A Baker’s Dozen: Thirteen years of book reviews on higher education, 2013 to 2025
Fifteen years ago, in December 2010, students were rioting on the streets of London as the House of Commons voted to allow undergraduate tuition fees in England to rise to £9,000. These higher fees led to other big changes, including the removal of student number controls and the establishment of the Office for Students. While such reforms were focused on England, each had a profound knock-on impact on higher education throughout the whole UK.

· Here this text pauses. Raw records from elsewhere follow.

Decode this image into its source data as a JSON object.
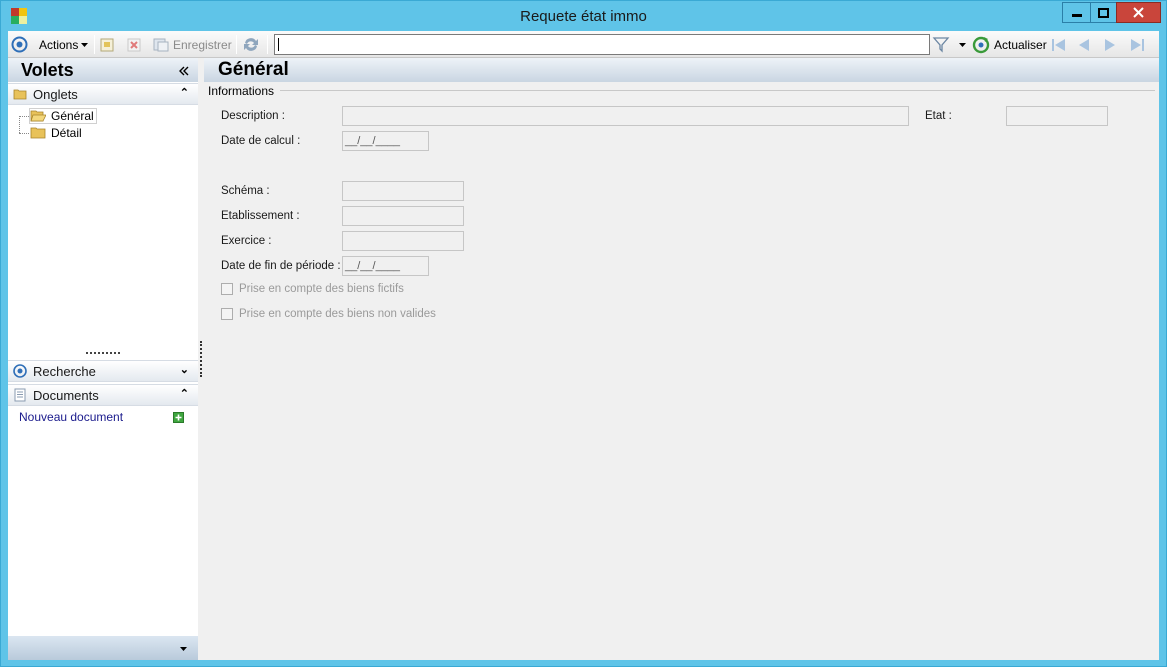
{
  "window": {
    "title": "Requete état immo"
  },
  "toolbar": {
    "actions_label": "Actions",
    "save_label": "Enregistrer",
    "search_value": "",
    "refresh_label": "Actualiser"
  },
  "left": {
    "volets_title": "Volets",
    "onglets_label": "Onglets",
    "tree": [
      {
        "label": "Général"
      },
      {
        "label": "Détail"
      }
    ],
    "recherche_label": "Recherche",
    "documents_label": "Documents",
    "new_document_label": "Nouveau document"
  },
  "main": {
    "title": "Général",
    "group_label": "Informations",
    "labels": {
      "description": "Description :",
      "etat": "Etat :",
      "date_calcul": "Date de calcul :",
      "schema": "Schéma :",
      "etablissement": "Etablissement :",
      "exercice": "Exercice :",
      "date_fin": "Date de fin de période :"
    },
    "values": {
      "description": "",
      "etat": "",
      "date_calcul": "__/__/____",
      "schema": "",
      "etablissement": "",
      "exercice": "",
      "date_fin": "__/__/____"
    },
    "checkboxes": {
      "fictifs": "Prise en compte des biens fictifs",
      "non_valides": "Prise en compte des biens non valides"
    }
  },
  "colors": {
    "titlebar": "#5fc4e8",
    "close": "#c9453b",
    "link": "#1a1a8c"
  }
}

So HEPI’s final report of 2025 is, appropriately, a backward-looking one that gathers together 30 book reviews on higher education written by HEPI’s Director, Nick Hillman OBE, since the higher fees began to be paid in the academic year of 2012/13.
A Baker’s Dozen: Thirteen years of book reviews on higher education, 2013 to 2025 (HEPI Debate Paper 42) includes assessments of 30 books covering higher education by academics (such as Peter Mandler and Alison Scott-Baumann), politicians (such as David Cameron and Wes Streeting), commentators (such as David Goodhart and Sam Freedman), figures from US higher education (such as Richard Corcoran and Ben Wildavsky) and even a celebrity (David Baddiel).
Nick Hillman OBE, Director of HEPI and the author of the collected pieces, said:
In HEPI’s final publication of 2025, I have taken the opportunity to bring together 30 reviews of various books tracking all those recent-ish reforms that continue to affect higher education as well as education more generally.
However, the goal is to look forward as well as to look back. Next year, we will see the continued implementation of the Post-16 Education and Skills white paper, a new Chief Executive at the Office for Students and important elections in Scotland and Wales. So as 2025 gives way to 2026, it is a good moment to remind ourselves how we got here.
I urge anyone with strong views on the changes that policymakers have wrought to higher education in recent years to set themselves a new year’s resolution to contribute to current policy debates via HEPI, or in other ways, during 2026.
The new collection of book reviews is separated into five sections covering books on:
A. Education and the state
B. Institutions and students
C. Biographies and autobiographies
D. Statecraft
E. Extremism and free speech
Notes for Editors
- HEPI was founded in 2002 to influence the higher education debate with evidence. We are UK-wide, independent and non-partisan. We are funded by organisations and higher education institutions that wish to support vibrant policy discussions, as well as through our own events.
- Nick Hillman has been the Director of HEPI since January 2014. He was previously Special Adviser to the Rt Hon David Willetts MP (now Lord Willetts) when he was the Minister for Universities and Science. Nick is a governor of one university and two secondary schools. In June 2025, he was honoured to be awarded an OBE for ‘services to higher education’.
- The reviews in the new HEPI Debate Paper have been reproduced as they originally appeared with only minor tweaks (such as to spell out abbreviations or for the grounds of consistency). Twenty-six of the reviews first appeared on the HEPI website, while three first appeared in Times Higher Education and one first appeared on Wonkhe – HEPI thanks Times Higher Education and Wonkhe for allowing us to reproduce them.